Submarine: A charming coming of age story.
Technically speaking, Submarine is split into three parts, Part 1: Jordana Bevan, Part 2: Graham Purvis (Oliver’s new neighbour and his mother’s first love) and Part 3: Showdown, but all the parts are interconnected and they all form part of the same overall story.
Submarine has been expertly cast and features excellent acting performances, with superb performances in particular from Craig Roberts as lead character Oliver and Yasmin Paige as his love interest Jordana. Noah Taylor as the dull and depressed Lloyd (Oliver’s dad) is also brilliant and he plays the unintentionally amusing aspects of Lloyd’s personality exceptionally well indeed. To be fair though, the entire cast put in perfect performances and were helped by a very well-written script.
The sense of humour in Submarine is very dry, sometimes quite subtle but also at times clever, and although this movie had me laughing out loud on occasion, I would add the qualifying note that this is a movie with a very British sense of humour so it may perhaps not appeal quite as much to overseas audiences. I still feel that there’s something in here for everybody though, and if you do get the humour then it’s a safe bet that you will love this movie.
Certain moments had me laughing without really quite knowing why. For example on one occasion when Oliver’s mother leaves the room, Oliver covertly turns the tap on to allow him to talk privately with his dad regarding his suspicions that his mother is having an affair. In typically laidback fashion his dad very calmly replies, ‘Can you turn the tap off please?’ It probably doesn’t sound funny at all to read and that’s actually probably true if you were to describe many of the scenes in Submarine. Many of its humorous moments are hard to capture accurately if you want to do the comedy justice and in the end you would have to simply say, ‘Look, just watch it for yourself.’
Submarine is also unusual in that none of the characters are your typical likeably perfect heroes, and yet you still find yourself rooting for them and sympathising with them.

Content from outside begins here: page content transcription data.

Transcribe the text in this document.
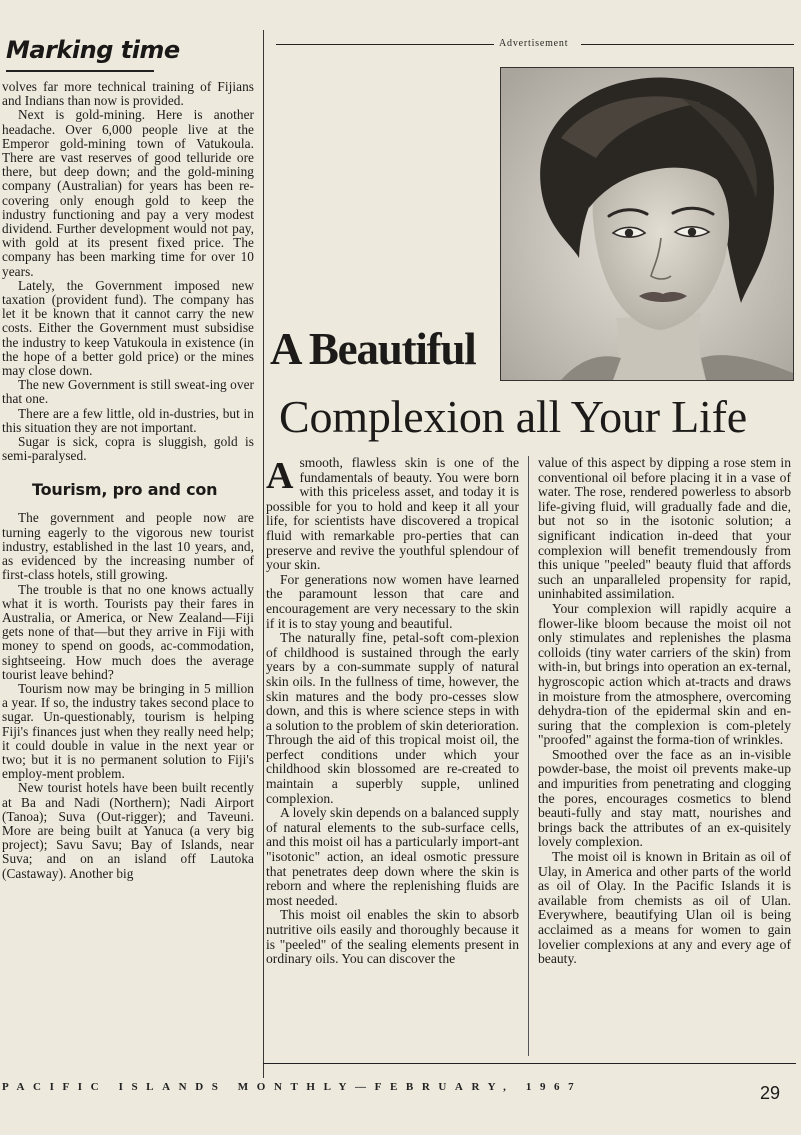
Marking time

volves far more technical training of Fijians and Indians than now is provided.

Next is gold-mining. Here is another headache. Over 6,000 people live at the Emperor gold-mining town of Vatukoula. There are vast reserves of good telluride ore there, but deep down; and the gold-mining company (Australian) for years has been re-covering only enough gold to keep the industry functioning and pay a very modest dividend. Further development would not pay, with gold at its present fixed price. The company has been marking time for over 10 years.

Lately, the Government imposed new taxation (provident fund). The company has let it be known that it cannot carry the new costs. Either the Government must subsidise the industry to keep Vatukoula in existence (in the hope of a better gold price) or the mines may close down.

The new Government is still sweat-ing over that one.

There are a few little, old in-dustries, but in this situation they are not important.

Sugar is sick, copra is sluggish, gold is semi-paralysed.

Tourism, pro and con

The government and people now are turning eagerly to the vigorous new tourist industry, established in the last 10 years, and, as evidenced by the increasing number of first-class hotels, still growing.

The trouble is that no one knows actually what it is worth. Tourists pay their fares in Australia, or America, or New Zealand—Fiji gets none of that—but they arrive in Fiji with money to spend on goods, ac-commodation, sightseeing. How much does the average tourist leave behind?

Tourism now may be bringing in 5 million a year. If so, the industry takes second place to sugar. Un-questionably, tourism is helping Fiji's finances just when they really need help; it could double in value in the next year or two; but it is no permanent solution to Fiji's employ-ment problem.

New tourist hotels have been built recently at Ba and Nadi (Northern); Nadi Airport (Tanoa); Suva (Out-rigger); and Taveuni. More are being built at Yanuca (a very big project); Savu Savu; Bay of Islands, near Suva; and on an island off Lautoka (Castaway). Another big

Advertisement
A Beautiful
Complexion all Your Life

Asmooth, flawless skin is one of the fundamentals of beauty. You were born with this priceless asset, and today it is possible for you to hold and keep it all your life, for scientists have discovered a tropical fluid with remarkable pro-perties that can preserve and revive the youthful splendour of your skin.

For generations now women have learned the paramount lesson that care and encouragement are very necessary to the skin if it is to stay young and beautiful.

The naturally fine, petal-soft com-plexion of childhood is sustained through the early years by a con-summate supply of natural skin oils. In the fullness of time, however, the skin matures and the body pro-cesses slow down, and this is where science steps in with a solution to the problem of skin deterioration. Through the aid of this tropical moist oil, the perfect conditions under which your childhood skin blossomed are re-created to maintain a superbly supple, unlined complexion.

A lovely skin depends on a balanced supply of natural elements to the sub-surface cells, and this moist oil has a particularly import-ant "isotonic" action, an ideal osmotic pressure that penetrates deep down where the skin is reborn and where the replenishing fluids are most needed.

This moist oil enables the skin to absorb nutritive oils easily and thoroughly because it is "peeled" of the sealing elements present in ordinary oils. You can discover the

value of this aspect by dipping a rose stem in conventional oil before placing it in a vase of water. The rose, rendered powerless to absorb life-giving fluid, will gradually fade and die, but not so in the isotonic solution; a significant indication in-deed that your complexion will benefit tremendously from this unique "peeled" beauty fluid that affords such an unparalleled propensity for rapid, uninhabited assimilation.

Your complexion will rapidly acquire a flower-like bloom because the moist oil not only stimulates and replenishes the plasma colloids (tiny water carriers of the skin) from with-in, but brings into operation an ex-ternal, hygroscopic action which at-tracts and draws in moisture from the atmosphere, overcoming dehydra-tion of the epidermal skin and en-suring that the complexion is com-pletely "proofed" against the forma-tion of wrinkles.

Smoothed over the face as an in-visible powder-base, the moist oil prevents make-up and impurities from penetrating and clogging the pores, encourages cosmetics to blend beauti-fully and stay matt, nourishes and brings back the attributes of an ex-quisitely lovely complexion.

The moist oil is known in Britain as oil of Ulay, in America and other parts of the world as oil of Olay. In the Pacific Islands it is available from chemists as oil of Ulan. Everywhere, beautifying Ulan oil is being acclaimed as a means for women to gain lovelier complexions at any and every age of beauty.

PACIFIC ISLANDS MONTHLY—FEBRUARY, 1967	29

Maybe it’s the flaws in the characters which makes them come across as more believable and adds to the overall feeling of naturalness and realism you get when watching Submarine.
To sum it up, first time director Richard Ayoade and the superb cast have done an excellent job of telling a charming and convincing coming of age story. Submarine is an amusing and honest movie which should appeal to anyone looking for a break from the glamour of Hollywood and an at times touching movie which will leave you with a warm and appreciative smile on your face.